Written by Frank Tashlin (in the few years between his cartoon-directing career and his live-action-directing careers) and Harry Kurnitz (I Love You Again, Witness for the Prosecution). Seiter is a TCM regular (Roberta, You Were Never Lovelier, A Lady Takes a Chance) even though we can’t recall his name. Remade a couple times, most memorably as Mannequin with Kim Cattrall.

Christmas double-feature in theaters with proper Turner Classic Movies intros (though it was only Ben Mankiewicz, not Robert Osborne) and hideous, blinding trivia cards in between movies.

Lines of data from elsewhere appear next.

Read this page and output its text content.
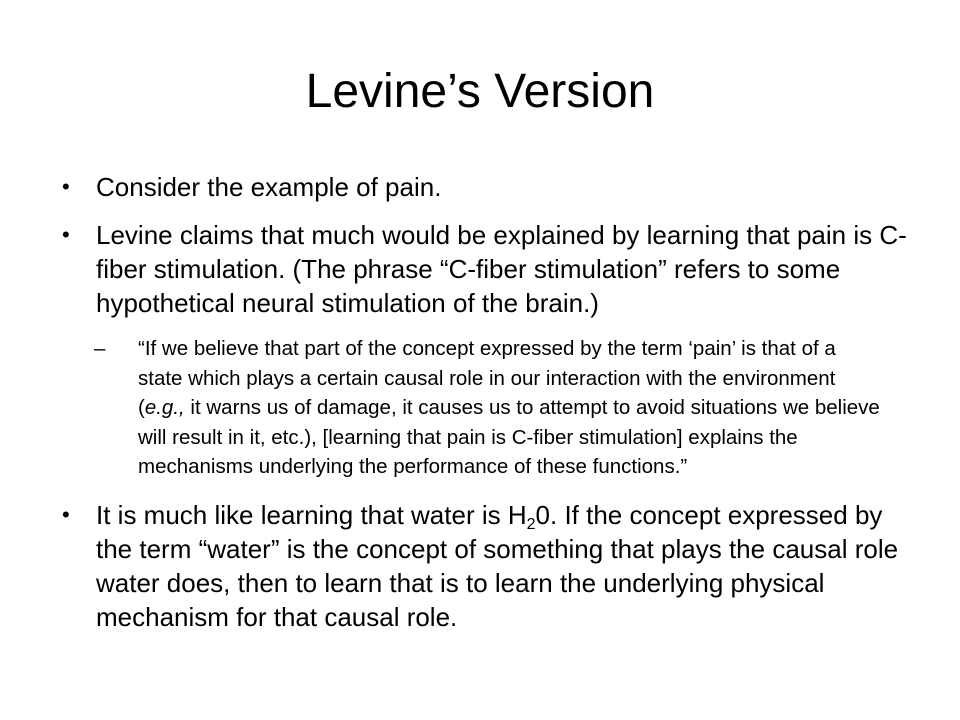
Levine’s Version
•	Consider the example of pain.
•	Levine claims that much would be explained by learning that pain is C-fiber stimulation. (The phrase “C-fiber stimulation” refers to some hypothetical neural stimulation of the brain.)
– “If we believe that part of the concept expressed by the term ‘pain’ is that of a state which plays a certain causal role in our interaction with the environment (e.g., it warns us of damage, it causes us to attempt to avoid situations we believe will result in it, etc.), [learning that pain is C-fiber stimulation] explains the mechanisms underlying the performance of these functions.”
•	It is much like learning that water is $H_20$. If the concept expressed by the term “water” is the concept of something that plays the causal role water does, then to learn that is to learn the underlying physical mechanism for that causal role.
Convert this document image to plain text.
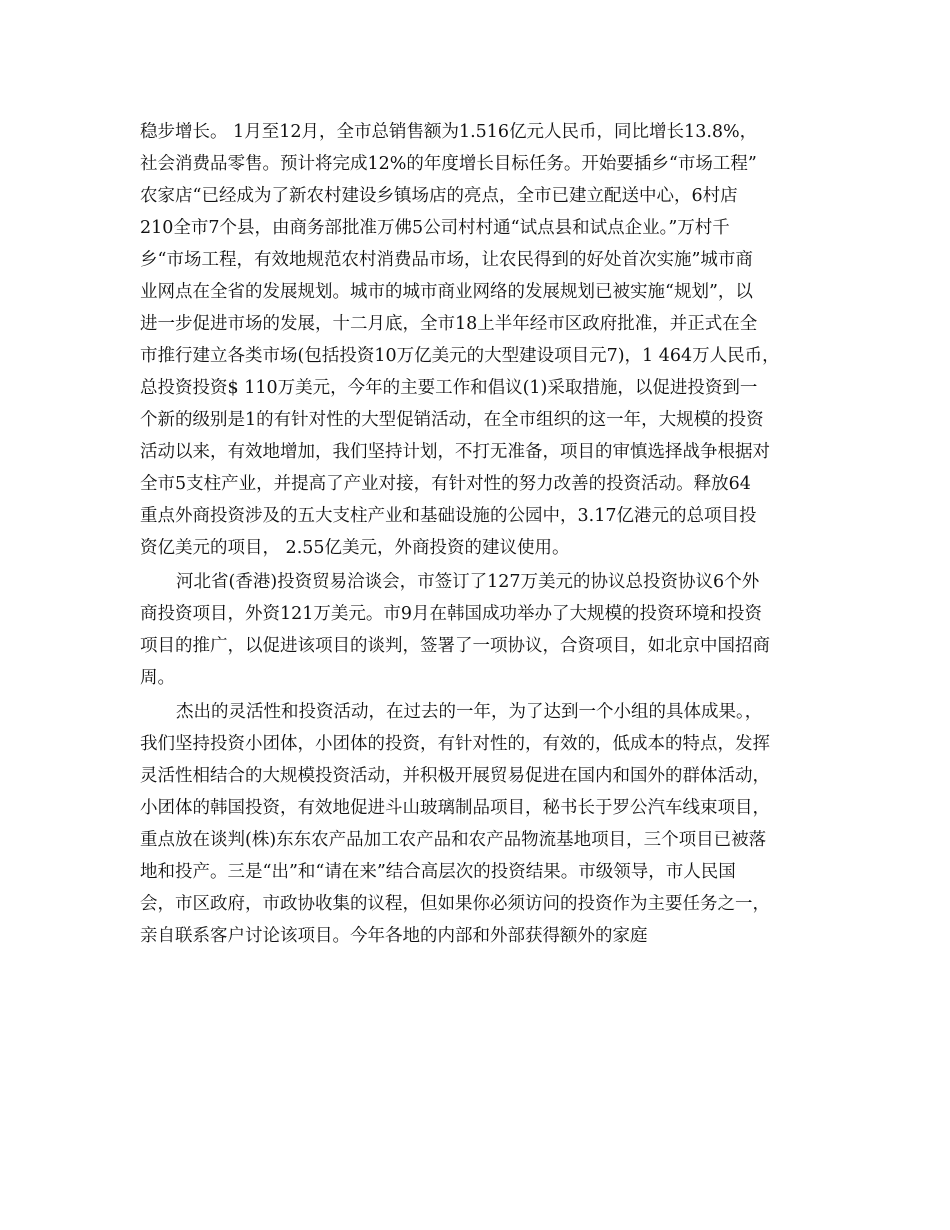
稳步增长。 1月至12月，全市总销售额为1.516亿元人民币，同比增长13.8%，
社会消费品零售。预计将完成12%的年度增长目标任务。开始要插乡“市场工程”
农家店“已经成为了新农村建设乡镇场店的亮点，全市已建立配送中心，6村店
210全市7个县，由商务部批准万佛5公司村村通“试点县和试点企业。”万村千
乡“市场工程，有效地规范农村消费品市场，让农民得到的好处首次实施”城市商
业网点在全省的发展规划。城市的城市商业网络的发展规划已被实施“规划”，以
进一步促进市场的发展，十二月底，全市18上半年经市区政府批准，并正式在全
市推行建立各类市场(包括投资10万亿美元的大型建设项目元7)，1 464万人民币，
总投资投资$ 110万美元，今年的主要工作和倡议(1)采取措施，以促进投资到一
个新的级别是1的有针对性的大型促销活动，在全市组织的这一年，大规模的投资
活动以来，有效地增加，我们坚持计划，不打无准备，项目的审慎选择战争根据对
全市5支柱产业，并提高了产业对接，有针对性的努力改善的投资活动。释放64
重点外商投资涉及的五大支柱产业和基础设施的公园中，3.17亿港元的总项目投
资亿美元的项目， 2.55亿美元，外商投资的建议使用。
河北省(香港)投资贸易洽谈会，市签订了127万美元的协议总投资协议6个外
商投资项目，外资121万美元。市9月在韩国成功举办了大规模的投资环境和投资
项目的推广，以促进该项目的谈判，签署了一项协议，合资项目，如北京中国招商
周。
杰出的灵活性和投资活动，在过去的一年，为了达到一个小组的具体成果。，
我们坚持投资小团体，小团体的投资，有针对性的，有效的，低成本的特点，发挥
灵活性相结合的大规模投资活动，并积极开展贸易促进在国内和国外的群体活动，
小团体的韩国投资，有效地促进斗山玻璃制品项目，秘书长于罗公汽车线束项目，
重点放在谈判(株)东东农产品加工农产品和农产品物流基地项目，三个项目已被落
地和投产。三是“出”和“请在来”结合高层次的投资结果。市级领导，市人民国
会，市区政府，市政协收集的议程，但如果你必须访问的投资作为主要任务之一，
亲自联系客户讨论该项目。今年各地的内部和外部获得额外的家庭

A Christmas Carol (1938, Edwin L. Marin)

This one has got a real mean, crochety, convincingly horrible old Scrooge for the first half. He’s shitty to Jacob Marley, but starts to melt pretty quickly into the Christmas Past segment, and he’s a sentimental mess halfway through Christmas Present. Short movie with a streamlined story, cutting out bits like Scrooge’s love interest but still finding time to add some scenes, like an intro where Scrooge’s nephew meets Crachit’s kids. Best part: when Scrooge wakes up the next morning and throws cash to the boy on the street, the kid yells “whoosh” as he runs off.

Reginald Owen (Scrooge) was in Red Garters and Random Harvest, once played Sherlock Holmes and Watson in consecutive years. Gene Lockhart (blackmailer of Blackmail) is fine as Bob Crachit, appearing with his whole family of Lockharts. Jacob Marley became a Hitchcock regular. Produced by Ben Mank’s great uncle Joe.

Christmas in Connecticut (1945, Peter Godfrey)

Last time I wrote about Christmas In Connecticut I mentioned that Stanwyck is more sedate than usual but failed to mention how intensely cute she is. The movie starts out ridiculous then gets really good (let’s say more pleasantly ridiculous) the moment chef Cuddles Sakall shows up at the farmhouse and meets his Irish nemesis Una O’Connor. This time instead of focusing on the creepy/handsome soldier (I’d forgotten the intro scene where he’s adrift on a lifeboat, then dishonestly proposes to his nurse in order to get better food), Katy and I discussed Stanwyck’s 1940’s career ambitions. She’s not very good at her job (can’t keep her own invented details straight) and doesn’t care about keeping it (despite being the most famous female columnist in the country), just likes mink coats and strong men.